4.Not enough practice. Many students and parents are not interested in the sea of questions, but they have to admit that it is indeed effective.

There may also be institutional reasons, so I won't say much about it.

The first year of junior high school is okay, re-fill the foundation, and the foundation is solid.

The first floor is to be studied...

ef=4/5be

In ABM vs. EBF, EFB= AMB=90°

b is a public corner.

abm ∽ ebf

ef/be=am/ab=4/5

bf/be=bm/am=3/5

In ABM and ECG, CEG = BEF = BAM

egc=∠efb=∠amb=90°

abm ∽ ecg

ge/ec=ma/ab=4/5

gc/ce=mb/ba=3/5

Let the perimeter of BEF be a, and the perimeter of CEG be b, then a+b=ef+bf+be+ge+gc+ec=4 5be+3 5be+be+4 5ce+3 5ce+ce=12 5bc

The relationship between the perimeters of 24 bef and ceg is that the sum of the perimeters of the two triangles is a fixed value of 24

In bef and bam, the two triangles are similar because they are two right angles, and the angle b is a common angle, ab be=am ef

5/be=4/ef,ef=4/5be

bf bm = ab be, bm = root number (ab 2-am 2) = root number (5 2-4 2) = 3, bf = 3 5be

DG AB, angular BFE=90, so angular EGC=90, triangular BFE is similar to triangular CEG.
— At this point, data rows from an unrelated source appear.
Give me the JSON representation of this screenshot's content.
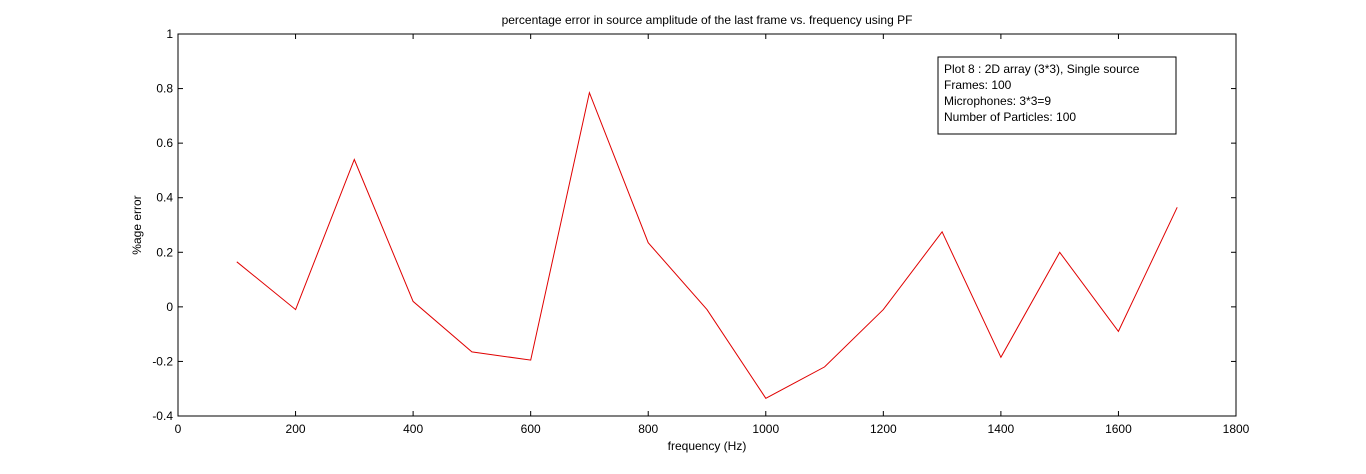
{
  "chart_data": {
    "type": "line",
    "title": "percentage error in source amplitude of the last frame vs. frequency using PF",
    "xlabel": "frequency (Hz)",
    "ylabel": "%age error",
    "xlim": [
      0,
      1800
    ],
    "ylim": [
      -0.4,
      1
    ],
    "xticks": [
      0,
      200,
      400,
      600,
      800,
      1000,
      1200,
      1400,
      1600,
      1800
    ],
    "xtick_labels": [
      "0",
      "200",
      "400",
      "600",
      "800",
      "1000",
      "1200",
      "1400",
      "1600",
      "1800"
    ],
    "yticks": [
      -0.4,
      -0.2,
      0,
      0.2,
      0.4,
      0.6,
      0.8,
      1
    ],
    "ytick_labels": [
      "-0.4",
      "-0.2",
      "0",
      "0.2",
      "0.4",
      "0.6",
      "0.8",
      "1"
    ],
    "grid": false,
    "legend_position": "top-right",
    "series": [
      {
        "color": "#e00000",
        "x": [
          100,
          200,
          300,
          400,
          500,
          600,
          700,
          800,
          900,
          1000,
          1100,
          1200,
          1300,
          1400,
          1500,
          1600,
          1700
        ],
        "y": [
          0.165,
          -0.01,
          0.54,
          0.02,
          -0.165,
          -0.195,
          0.785,
          0.235,
          -0.01,
          -0.335,
          -0.22,
          -0.01,
          0.275,
          -0.185,
          0.2,
          -0.09,
          0.365
        ]
      }
    ],
    "annotation_lines": [
      "Plot 8 : 2D array (3*3), Single source",
      "Frames: 100",
      "Microphones: 3*3=9",
      "Number of Particles: 100"
    ]
  }
}
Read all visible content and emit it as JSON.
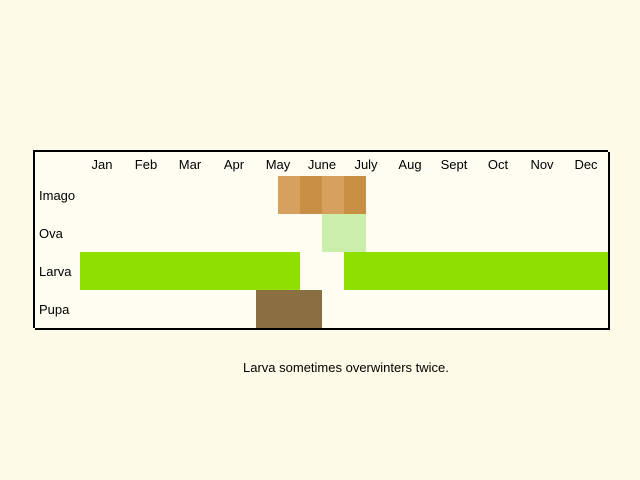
{
  "months": [
    "Jan",
    "Feb",
    "Mar",
    "Apr",
    "May",
    "June",
    "July",
    "Aug",
    "Sept",
    "Oct",
    "Nov",
    "Dec"
  ],
  "rows": [
    {
      "label": "Imago",
      "color": "#d6a15e",
      "accent": "#c98f44",
      "cells": [
        0,
        0,
        0,
        0,
        0,
        0,
        0,
        0,
        0,
        1,
        1,
        1,
        1,
        0,
        0,
        0,
        0,
        0,
        0,
        0,
        0,
        0,
        0,
        0
      ]
    },
    {
      "label": "Ova",
      "color": "#c9efaa",
      "accent": "#c9efaa",
      "cells": [
        0,
        0,
        0,
        0,
        0,
        0,
        0,
        0,
        0,
        0,
        0,
        1,
        1,
        0,
        0,
        0,
        0,
        0,
        0,
        0,
        0,
        0,
        0,
        0
      ]
    },
    {
      "label": "Larva",
      "color": "#8ee000",
      "accent": "#8ee000",
      "cells": [
        1,
        1,
        1,
        1,
        1,
        1,
        1,
        1,
        1,
        1,
        0,
        0,
        1,
        1,
        1,
        1,
        1,
        1,
        1,
        1,
        1,
        1,
        1,
        1
      ]
    },
    {
      "label": "Pupa",
      "color": "#8a7040",
      "accent": "#8a7040",
      "cells": [
        0,
        0,
        0,
        0,
        0,
        0,
        0,
        0,
        1,
        1,
        1,
        0,
        0,
        0,
        0,
        0,
        0,
        0,
        0,
        0,
        0,
        0,
        0,
        0
      ]
    }
  ],
  "note": "Larva sometimes overwinters twice."
}
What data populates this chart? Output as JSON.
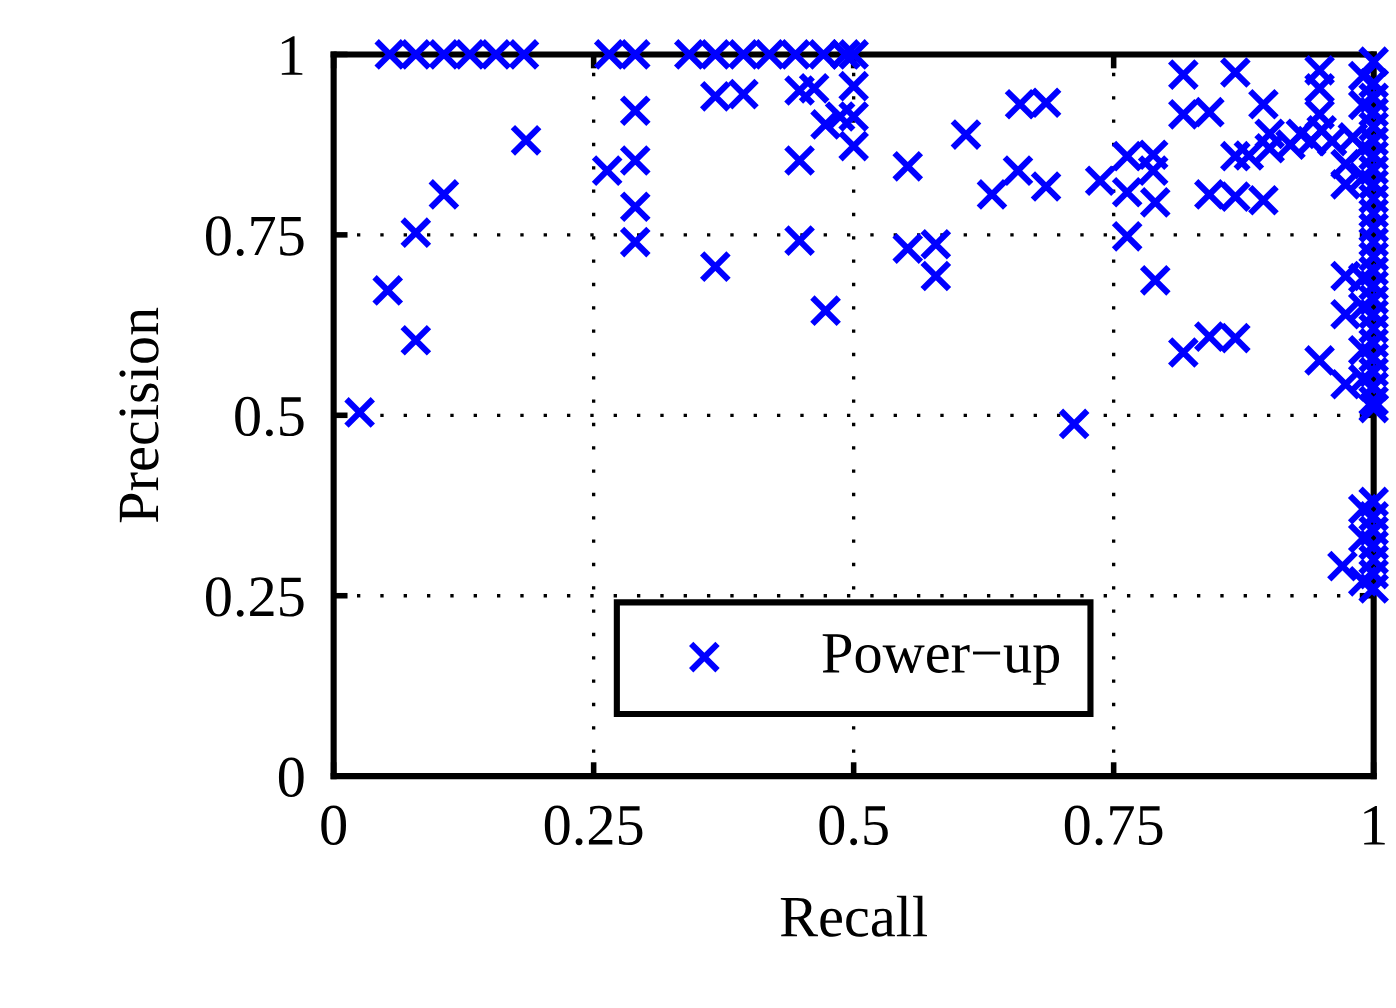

and bf=3 5BE, so CG=3 5CE, the same way ge=4 5ec (corresponding to the edge establishment ratio).

This is equivalent to the financial compound interest formula, using x square = 15%, which is not right, you may be close to a little bit with 2x = 15%.

It can be understood in this way, you have 100 yuan in the bank, and the interest is paid every year, and after two years, there is a total of 115 yuan, so 15 yuan of interest is paid. Ask what the interest rate is, it is the same, let the interest rate be x, then the first year has 100 * (1 + x) yuan, and the second year has 100 * (1 + x) square (yuan).